December = the acceleration of time

While the wall calendar may show December as one of the longest months of the year with a chart topping 31 days, all teachers know that the number of full “regular” teaching days that you get in December is almost countable on one hand. Weather-related disruptions and special events seem to be the default in December. This is one reason why I love teaching in December…when everything and everybody else is in a state of constant discombobulation, I find the classroom to be my island of sanity. Once I get into the classroom, the craziness, and disruption that is December disappears. I can focus on the things that really matter…teaching and learning…my passions. Eventually, the period does end and I need to poke my head out into the “real” world and join the rat race, but for those 75 minutes, all is good.

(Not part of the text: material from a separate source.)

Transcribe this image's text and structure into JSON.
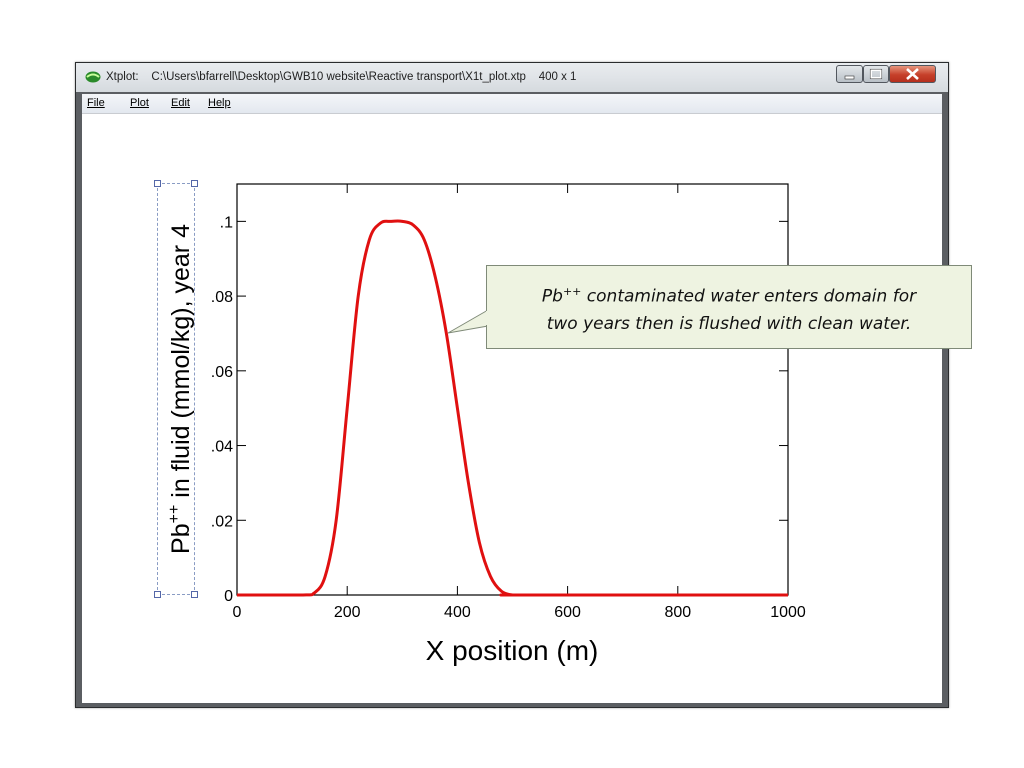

At the risk of adding to one more thing (or 4 perhaps!) to your already full plate, here are this week’s Friday 4 nuggets. Find a quiet place, click on one of the links and pretend that you are in your classroom where you are insulated, at least a little bit, from the outside world.

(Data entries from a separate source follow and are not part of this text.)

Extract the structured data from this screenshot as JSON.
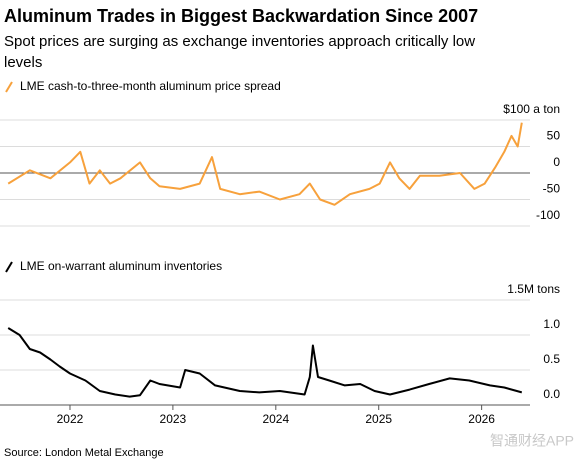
{
  "title": "Aluminum Trades in Biggest Backwardation Since 2007",
  "subtitle": [
    "Spot prices are surging as exchange inventories approach critically low",
    "levels"
  ],
  "source": "Source: London Metal Exchange",
  "watermark": "智通财经APP",
  "chart_data": [
    {
      "type": "line",
      "series": [
        {
          "name": "LME cash-to-three-month aluminum price spread",
          "color": "#f7a13c",
          "x": [
            2021.4,
            2021.61,
            2021.81,
            2022.0,
            2022.1,
            2022.19,
            2022.29,
            2022.39,
            2022.49,
            2022.68,
            2022.78,
            2022.87,
            2023.07,
            2023.26,
            2023.38,
            2023.46,
            2023.65,
            2023.84,
            2024.04,
            2024.23,
            2024.33,
            2024.43,
            2024.57,
            2024.72,
            2024.91,
            2025.01,
            2025.11,
            2025.2,
            2025.3,
            2025.4,
            2025.59,
            2025.79,
            2025.93,
            2026.03,
            2026.13,
            2026.22,
            2026.29,
            2026.35,
            2026.39
          ],
          "values": [
            -20,
            5,
            -10,
            20,
            40,
            -20,
            5,
            -20,
            -10,
            20,
            -10,
            -25,
            -30,
            -20,
            30,
            -30,
            -40,
            -35,
            -50,
            -40,
            -20,
            -50,
            -60,
            -40,
            -30,
            -20,
            20,
            -10,
            -30,
            -5,
            -5,
            0,
            -30,
            -20,
            10,
            40,
            70,
            50,
            95
          ]
        }
      ],
      "xlim": [
        2021.32,
        2026.47
      ],
      "ylim": [
        -100,
        100
      ],
      "yticks": [
        {
          "value": 100,
          "label": "$100 a ton"
        },
        50,
        0,
        -50,
        -100
      ]
    },
    {
      "type": "line",
      "series": [
        {
          "name": "LME on-warrant aluminum inventories",
          "color": "#000000",
          "x": [
            2021.4,
            2021.51,
            2021.61,
            2021.71,
            2021.81,
            2021.9,
            2022.0,
            2022.15,
            2022.29,
            2022.44,
            2022.58,
            2022.68,
            2022.78,
            2022.87,
            2023.07,
            2023.12,
            2023.26,
            2023.41,
            2023.65,
            2023.84,
            2024.04,
            2024.28,
            2024.33,
            2024.36,
            2024.41,
            2024.52,
            2024.67,
            2024.82,
            2024.96,
            2025.11,
            2025.3,
            2025.49,
            2025.69,
            2025.88,
            2026.08,
            2026.22,
            2026.39
          ],
          "values": [
            1.1,
            1.0,
            0.8,
            0.75,
            0.65,
            0.55,
            0.45,
            0.35,
            0.2,
            0.15,
            0.12,
            0.14,
            0.35,
            0.3,
            0.25,
            0.5,
            0.45,
            0.28,
            0.2,
            0.18,
            0.2,
            0.15,
            0.4,
            0.85,
            0.4,
            0.35,
            0.28,
            0.3,
            0.2,
            0.15,
            0.22,
            0.3,
            0.38,
            0.35,
            0.28,
            0.25,
            0.18
          ]
        }
      ],
      "xlim": [
        2021.32,
        2026.47
      ],
      "xticks": [
        2022,
        2023,
        2024,
        2025,
        2026
      ],
      "ylim": [
        0,
        1.5
      ],
      "yticks": [
        {
          "value": 1.5,
          "label": "1.5M tons"
        },
        {
          "value": 1,
          "label": "1.0"
        },
        0.5,
        {
          "value": 0,
          "label": "0.0"
        }
      ]
    }
  ]
}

  • Soon after I wrote the piece on retrieval practice (RP) for the Learning and the Brain blog, I ran across yet another reason for intentionally incorporating RP into our courses. The article “Practice testing protects memory against stress” appears on the TuftsNow website and describes a recent study that was published in the journal Science. If you have been at Loomis for more than 3 years, you may recognize a former student in the video clip that accompanies the article!
  • Are your students dragging a bit in the long blocks? Perhaps you are not proving enough “brain breaks” for them during the period. In a recent piece on the Edutopia website, one of my favorite neurologist/teachers, Judy Willis, explains the neuroscience of brain breaks and how to incorporate them into a lesson.
  • Assessment is a particularly germane topic during this stretch of the calendar year as we approach a longer break and many teachers are trying to complete a “unit” before the vacation. 34 Strategies For The Stages Of Assessment: Before, During & After might offer up a few new ideas for how you can effectively plan for and use assessments of and for learning.
  • Most would agree that the ultimate goal of learning is for students to be able to transfer new knowledge and skills to new and different situations without being prompted or being shown how to do “it.” I happened to run across a wonderful blog post from the late Grant Wiggins that does a good job of explaining what transfer is and is not. This piece ties in nicely with the previous one on assessment.

Enjoy this week’s items and your classroom in December!